Further, the Director failed to marshal sufficient evidence in the Tax Court to refute the sworn certifications from Davidoff's management, attesting that any marketing of Davidoff's products after they left Connecticut was undertaken by third-party retailers or third-party wholesalers. The articles that the Director culled from the Internet and presented to the Tax Court, which mention Davidoff products being used at various cigar-smoking events in New Jersey, have no relevance to whether Davidoff itself undertook any of the statutorily-defined actions in this State that would make it a "distributor" for purposes of the Act. Moreover, the Director's contention that the Legislature intended the TPT to be broadly construed is undermined by the clear terms of the statute, as it was worded before its amendment in 2001, defining a "distributor" in a precise and limiting way.

In sum, the Tax Court's substantive decision properly applied the requirements of the statute to the record submitted on the cross-motions. The Director presented no genuine issue of material fact that any employees or agents of Davidoff had sold its tobacco "after it reache[d]" New Jersey, following its F.O.B. shipment from Connecticut. N.J.S.A. 12A:2-319(1). We thus affirm the grant of summary judgment to Davidoff.*fn9

We briefly address the Division's procedural argument that Judge Menyuk committed reversible error in declining to extend discovery after the summary judgment motions had already been argued. We discern no reason to set aside the judge's denial of that eleventh-hour request.

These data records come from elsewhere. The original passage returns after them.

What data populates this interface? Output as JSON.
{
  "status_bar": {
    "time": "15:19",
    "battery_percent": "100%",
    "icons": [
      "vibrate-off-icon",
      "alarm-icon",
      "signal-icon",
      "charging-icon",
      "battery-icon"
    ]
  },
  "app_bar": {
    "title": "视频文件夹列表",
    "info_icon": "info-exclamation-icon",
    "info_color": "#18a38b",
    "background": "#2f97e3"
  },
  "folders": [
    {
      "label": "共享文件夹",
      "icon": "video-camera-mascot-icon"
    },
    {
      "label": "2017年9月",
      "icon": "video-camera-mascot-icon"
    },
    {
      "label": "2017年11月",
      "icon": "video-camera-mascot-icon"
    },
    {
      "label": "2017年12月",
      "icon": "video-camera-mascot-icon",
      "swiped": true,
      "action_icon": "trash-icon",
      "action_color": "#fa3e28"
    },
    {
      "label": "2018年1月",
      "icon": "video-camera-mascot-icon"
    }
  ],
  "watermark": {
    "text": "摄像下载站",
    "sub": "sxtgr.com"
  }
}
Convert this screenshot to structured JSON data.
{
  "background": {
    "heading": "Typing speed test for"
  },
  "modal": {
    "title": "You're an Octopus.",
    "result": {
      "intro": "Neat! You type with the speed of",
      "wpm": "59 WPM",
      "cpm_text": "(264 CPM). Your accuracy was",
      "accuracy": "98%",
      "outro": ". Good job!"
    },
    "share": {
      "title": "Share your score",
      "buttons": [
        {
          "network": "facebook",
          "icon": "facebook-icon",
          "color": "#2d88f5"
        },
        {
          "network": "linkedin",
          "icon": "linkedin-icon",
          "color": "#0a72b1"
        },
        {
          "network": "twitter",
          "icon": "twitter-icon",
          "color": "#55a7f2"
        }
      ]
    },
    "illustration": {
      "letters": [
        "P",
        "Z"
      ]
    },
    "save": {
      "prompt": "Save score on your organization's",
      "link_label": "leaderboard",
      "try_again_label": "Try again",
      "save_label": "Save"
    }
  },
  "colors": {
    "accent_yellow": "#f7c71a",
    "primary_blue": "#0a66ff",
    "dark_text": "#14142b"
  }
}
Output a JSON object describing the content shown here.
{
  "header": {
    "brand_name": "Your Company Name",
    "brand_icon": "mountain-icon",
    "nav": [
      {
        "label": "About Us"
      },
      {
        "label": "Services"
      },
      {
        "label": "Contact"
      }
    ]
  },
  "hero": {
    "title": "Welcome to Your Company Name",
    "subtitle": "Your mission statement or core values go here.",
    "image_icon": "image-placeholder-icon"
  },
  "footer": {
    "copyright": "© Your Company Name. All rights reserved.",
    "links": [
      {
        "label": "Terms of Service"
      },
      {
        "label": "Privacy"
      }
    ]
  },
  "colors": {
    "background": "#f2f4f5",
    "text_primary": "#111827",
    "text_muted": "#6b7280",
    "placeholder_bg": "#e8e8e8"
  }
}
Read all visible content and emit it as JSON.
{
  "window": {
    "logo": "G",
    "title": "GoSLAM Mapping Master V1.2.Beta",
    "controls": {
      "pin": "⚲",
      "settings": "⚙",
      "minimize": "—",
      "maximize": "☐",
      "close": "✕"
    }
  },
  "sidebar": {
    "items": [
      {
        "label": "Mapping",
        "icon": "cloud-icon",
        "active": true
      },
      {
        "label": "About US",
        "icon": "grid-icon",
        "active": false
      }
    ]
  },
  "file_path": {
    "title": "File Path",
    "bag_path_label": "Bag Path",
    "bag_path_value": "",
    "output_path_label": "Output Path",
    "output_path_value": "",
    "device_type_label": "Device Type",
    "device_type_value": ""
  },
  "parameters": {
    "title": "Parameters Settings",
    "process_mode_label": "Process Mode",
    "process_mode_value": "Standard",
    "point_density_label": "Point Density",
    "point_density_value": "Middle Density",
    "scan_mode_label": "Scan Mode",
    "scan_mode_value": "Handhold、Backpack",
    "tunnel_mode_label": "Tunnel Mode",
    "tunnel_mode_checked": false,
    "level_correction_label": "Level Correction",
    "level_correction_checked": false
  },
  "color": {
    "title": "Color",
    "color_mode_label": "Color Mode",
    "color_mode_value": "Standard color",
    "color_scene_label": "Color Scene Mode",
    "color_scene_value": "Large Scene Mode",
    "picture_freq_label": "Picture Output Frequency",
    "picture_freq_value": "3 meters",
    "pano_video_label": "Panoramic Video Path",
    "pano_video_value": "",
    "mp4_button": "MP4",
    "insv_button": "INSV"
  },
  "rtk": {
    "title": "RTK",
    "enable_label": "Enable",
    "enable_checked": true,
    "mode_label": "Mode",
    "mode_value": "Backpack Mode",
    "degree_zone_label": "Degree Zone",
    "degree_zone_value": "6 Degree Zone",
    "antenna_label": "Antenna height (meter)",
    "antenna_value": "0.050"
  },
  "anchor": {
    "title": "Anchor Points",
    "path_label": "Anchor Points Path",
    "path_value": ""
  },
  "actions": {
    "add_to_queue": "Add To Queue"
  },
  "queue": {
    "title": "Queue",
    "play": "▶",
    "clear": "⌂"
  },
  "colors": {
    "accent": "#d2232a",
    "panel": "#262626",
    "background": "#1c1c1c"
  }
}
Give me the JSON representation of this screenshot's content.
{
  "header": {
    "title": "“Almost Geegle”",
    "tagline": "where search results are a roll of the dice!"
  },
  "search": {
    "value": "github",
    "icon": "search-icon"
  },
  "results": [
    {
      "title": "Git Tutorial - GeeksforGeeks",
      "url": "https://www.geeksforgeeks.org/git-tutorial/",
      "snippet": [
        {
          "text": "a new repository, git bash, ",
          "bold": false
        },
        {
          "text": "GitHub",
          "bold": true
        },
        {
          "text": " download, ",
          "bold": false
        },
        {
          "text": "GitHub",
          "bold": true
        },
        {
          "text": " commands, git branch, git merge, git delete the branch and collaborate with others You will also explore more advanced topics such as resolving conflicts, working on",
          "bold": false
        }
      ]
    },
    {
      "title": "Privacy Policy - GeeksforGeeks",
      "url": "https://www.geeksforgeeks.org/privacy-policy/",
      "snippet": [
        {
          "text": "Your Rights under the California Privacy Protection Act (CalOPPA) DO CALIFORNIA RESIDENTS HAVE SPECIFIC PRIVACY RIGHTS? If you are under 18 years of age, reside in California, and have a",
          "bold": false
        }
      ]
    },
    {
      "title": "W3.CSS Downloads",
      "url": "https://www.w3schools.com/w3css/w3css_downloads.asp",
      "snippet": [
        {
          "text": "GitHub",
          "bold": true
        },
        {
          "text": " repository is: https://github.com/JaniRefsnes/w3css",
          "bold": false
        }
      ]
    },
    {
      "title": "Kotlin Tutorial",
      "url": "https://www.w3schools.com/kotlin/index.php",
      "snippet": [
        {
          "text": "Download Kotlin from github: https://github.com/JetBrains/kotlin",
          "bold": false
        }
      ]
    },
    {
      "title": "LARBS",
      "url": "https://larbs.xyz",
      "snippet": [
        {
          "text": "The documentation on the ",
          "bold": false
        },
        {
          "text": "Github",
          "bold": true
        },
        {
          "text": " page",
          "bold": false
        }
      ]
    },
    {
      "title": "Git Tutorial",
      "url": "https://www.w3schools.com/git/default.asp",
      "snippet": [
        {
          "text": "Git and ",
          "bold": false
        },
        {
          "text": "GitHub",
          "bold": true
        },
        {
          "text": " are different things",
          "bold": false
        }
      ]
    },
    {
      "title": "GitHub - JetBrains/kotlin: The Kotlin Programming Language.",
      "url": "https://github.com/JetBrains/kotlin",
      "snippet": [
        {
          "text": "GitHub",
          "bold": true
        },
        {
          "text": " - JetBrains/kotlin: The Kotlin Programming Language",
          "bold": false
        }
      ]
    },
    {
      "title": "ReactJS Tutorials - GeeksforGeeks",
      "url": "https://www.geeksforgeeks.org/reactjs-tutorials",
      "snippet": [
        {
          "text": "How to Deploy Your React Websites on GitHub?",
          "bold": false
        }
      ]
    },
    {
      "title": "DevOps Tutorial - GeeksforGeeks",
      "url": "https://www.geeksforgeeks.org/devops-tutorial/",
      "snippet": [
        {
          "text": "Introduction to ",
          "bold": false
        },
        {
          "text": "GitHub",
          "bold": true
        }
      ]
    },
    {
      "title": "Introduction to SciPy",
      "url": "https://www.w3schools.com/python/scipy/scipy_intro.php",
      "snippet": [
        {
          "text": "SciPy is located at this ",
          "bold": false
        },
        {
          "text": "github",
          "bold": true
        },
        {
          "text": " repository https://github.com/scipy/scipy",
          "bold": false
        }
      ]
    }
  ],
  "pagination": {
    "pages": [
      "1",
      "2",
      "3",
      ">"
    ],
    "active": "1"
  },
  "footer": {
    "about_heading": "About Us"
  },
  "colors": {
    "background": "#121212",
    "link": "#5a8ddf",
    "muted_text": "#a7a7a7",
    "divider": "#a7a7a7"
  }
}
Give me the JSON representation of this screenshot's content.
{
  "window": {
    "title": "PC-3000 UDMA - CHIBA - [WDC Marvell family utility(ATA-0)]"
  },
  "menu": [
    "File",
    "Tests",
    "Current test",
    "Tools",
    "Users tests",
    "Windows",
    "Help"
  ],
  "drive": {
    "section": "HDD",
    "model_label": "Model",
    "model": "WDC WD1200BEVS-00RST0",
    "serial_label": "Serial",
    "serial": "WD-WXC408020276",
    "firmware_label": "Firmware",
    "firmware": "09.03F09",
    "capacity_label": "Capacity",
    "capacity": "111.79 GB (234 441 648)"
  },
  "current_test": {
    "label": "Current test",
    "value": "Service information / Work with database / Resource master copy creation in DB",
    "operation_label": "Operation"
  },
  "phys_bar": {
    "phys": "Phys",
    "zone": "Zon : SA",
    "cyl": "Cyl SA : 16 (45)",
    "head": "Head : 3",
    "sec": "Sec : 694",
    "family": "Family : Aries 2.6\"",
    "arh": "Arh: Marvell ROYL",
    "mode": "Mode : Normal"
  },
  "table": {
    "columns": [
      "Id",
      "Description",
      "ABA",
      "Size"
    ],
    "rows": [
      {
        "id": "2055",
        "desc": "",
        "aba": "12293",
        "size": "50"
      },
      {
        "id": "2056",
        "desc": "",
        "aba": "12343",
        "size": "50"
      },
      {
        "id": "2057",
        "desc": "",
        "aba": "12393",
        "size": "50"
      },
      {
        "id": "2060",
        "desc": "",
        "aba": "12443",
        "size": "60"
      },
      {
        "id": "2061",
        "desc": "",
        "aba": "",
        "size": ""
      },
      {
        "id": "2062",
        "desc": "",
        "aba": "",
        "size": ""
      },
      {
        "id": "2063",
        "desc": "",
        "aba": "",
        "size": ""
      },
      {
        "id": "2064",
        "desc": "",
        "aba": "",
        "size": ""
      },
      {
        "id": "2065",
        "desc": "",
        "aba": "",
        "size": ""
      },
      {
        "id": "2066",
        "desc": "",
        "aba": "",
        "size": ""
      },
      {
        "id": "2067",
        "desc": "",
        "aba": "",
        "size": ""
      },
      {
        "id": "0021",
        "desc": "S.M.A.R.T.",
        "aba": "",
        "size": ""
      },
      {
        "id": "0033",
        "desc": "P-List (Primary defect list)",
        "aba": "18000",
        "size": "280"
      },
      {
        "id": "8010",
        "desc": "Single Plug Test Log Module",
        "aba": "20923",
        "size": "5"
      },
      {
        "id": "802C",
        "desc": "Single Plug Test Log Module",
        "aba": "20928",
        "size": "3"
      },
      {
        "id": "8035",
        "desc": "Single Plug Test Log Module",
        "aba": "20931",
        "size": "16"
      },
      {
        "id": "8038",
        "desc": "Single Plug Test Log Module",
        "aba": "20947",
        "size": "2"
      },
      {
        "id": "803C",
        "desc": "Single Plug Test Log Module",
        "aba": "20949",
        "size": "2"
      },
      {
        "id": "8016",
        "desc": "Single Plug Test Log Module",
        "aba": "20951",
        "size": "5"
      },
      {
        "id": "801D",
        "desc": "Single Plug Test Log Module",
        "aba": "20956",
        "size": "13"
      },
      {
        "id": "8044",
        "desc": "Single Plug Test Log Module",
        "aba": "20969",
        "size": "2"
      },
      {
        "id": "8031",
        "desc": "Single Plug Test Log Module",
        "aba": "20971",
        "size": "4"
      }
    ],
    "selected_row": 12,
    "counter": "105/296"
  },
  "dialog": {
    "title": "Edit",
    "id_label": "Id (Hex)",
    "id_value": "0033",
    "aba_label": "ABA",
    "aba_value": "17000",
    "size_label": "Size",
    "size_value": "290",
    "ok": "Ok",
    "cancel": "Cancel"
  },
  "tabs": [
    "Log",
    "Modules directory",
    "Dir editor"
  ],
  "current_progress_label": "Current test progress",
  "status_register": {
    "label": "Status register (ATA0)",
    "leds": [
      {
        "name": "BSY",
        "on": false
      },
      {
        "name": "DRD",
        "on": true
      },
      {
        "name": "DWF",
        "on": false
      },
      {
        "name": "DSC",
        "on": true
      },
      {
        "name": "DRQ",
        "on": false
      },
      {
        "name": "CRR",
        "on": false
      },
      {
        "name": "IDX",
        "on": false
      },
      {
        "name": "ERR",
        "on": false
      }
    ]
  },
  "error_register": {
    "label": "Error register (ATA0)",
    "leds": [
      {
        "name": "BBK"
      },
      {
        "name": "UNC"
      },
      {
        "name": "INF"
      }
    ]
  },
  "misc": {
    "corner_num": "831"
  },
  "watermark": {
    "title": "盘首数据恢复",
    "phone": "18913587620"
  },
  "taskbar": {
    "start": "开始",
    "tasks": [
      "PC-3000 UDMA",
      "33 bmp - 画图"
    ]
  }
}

Rule 8:6-1(a)(4) specifies that discovery in State tax cases "shall be completed within 150 days," unless otherwise directed in a case management notice or order of the Tax Court. That 150-day period runs from sixty days after the service of the complaint. Ibid. Although we were advised at oral argument that the Tax Court held several case management conferences in this matter, the Director concedes that the court never issued an order extending the discovery period beyond the time specified by the Rule. We cannot tell from the record supplied to us when Davidoff's complaint was served upon the Director, but we know that the Director filed an answer on August 5, 2005. If, for the sake of argument, we use sixty days from that answer date as the trigger of discovery, the Division should have concluded discovery by April 5, 2006, or, if it still wanted more discovery, filed a timely motion to extend the discovery period. It chose not to do so.

Instead, the Division initially took the position on its cross-motion for summary judgment that the factual record was sufficiently complete for the court to rule on the merits. Notably, the Division did not respond to Davidoff's affirmative summary judgment motion with an assertion under R. 4:46-5 that it was unable to present by affidavit facts essential to justify opposition because discovery was incomplete. It was only after the Division apparently sensed, from oral argument on the motions, that its legal position may have been in jeopardy that it sought to reopen discovery, and to pursue depositions that it could have sought long before that time. We are also mindful that the Division's auditor took three years to examine the company's operations before the assessment was imposed and suit was filed.

Under the circumstances, we do not believe that Judge Menyuk misapplied her discretion in denying the late discovery request. Abtrax Pharm., Inc. v. Elkins-Sinn, Inc., 139 N.J. 499, 517 (1995) (appellate courts reviewing discovery rulings ordinarily should consider only whether the trial court abused its discretion); see also Cavallaro v. Jamco Prop. Mgmt., 334 N.J. Super. 557, 570-72 (App. Div. 2000).

The Tax Court's judgment of November 3, 2006 is affirmed.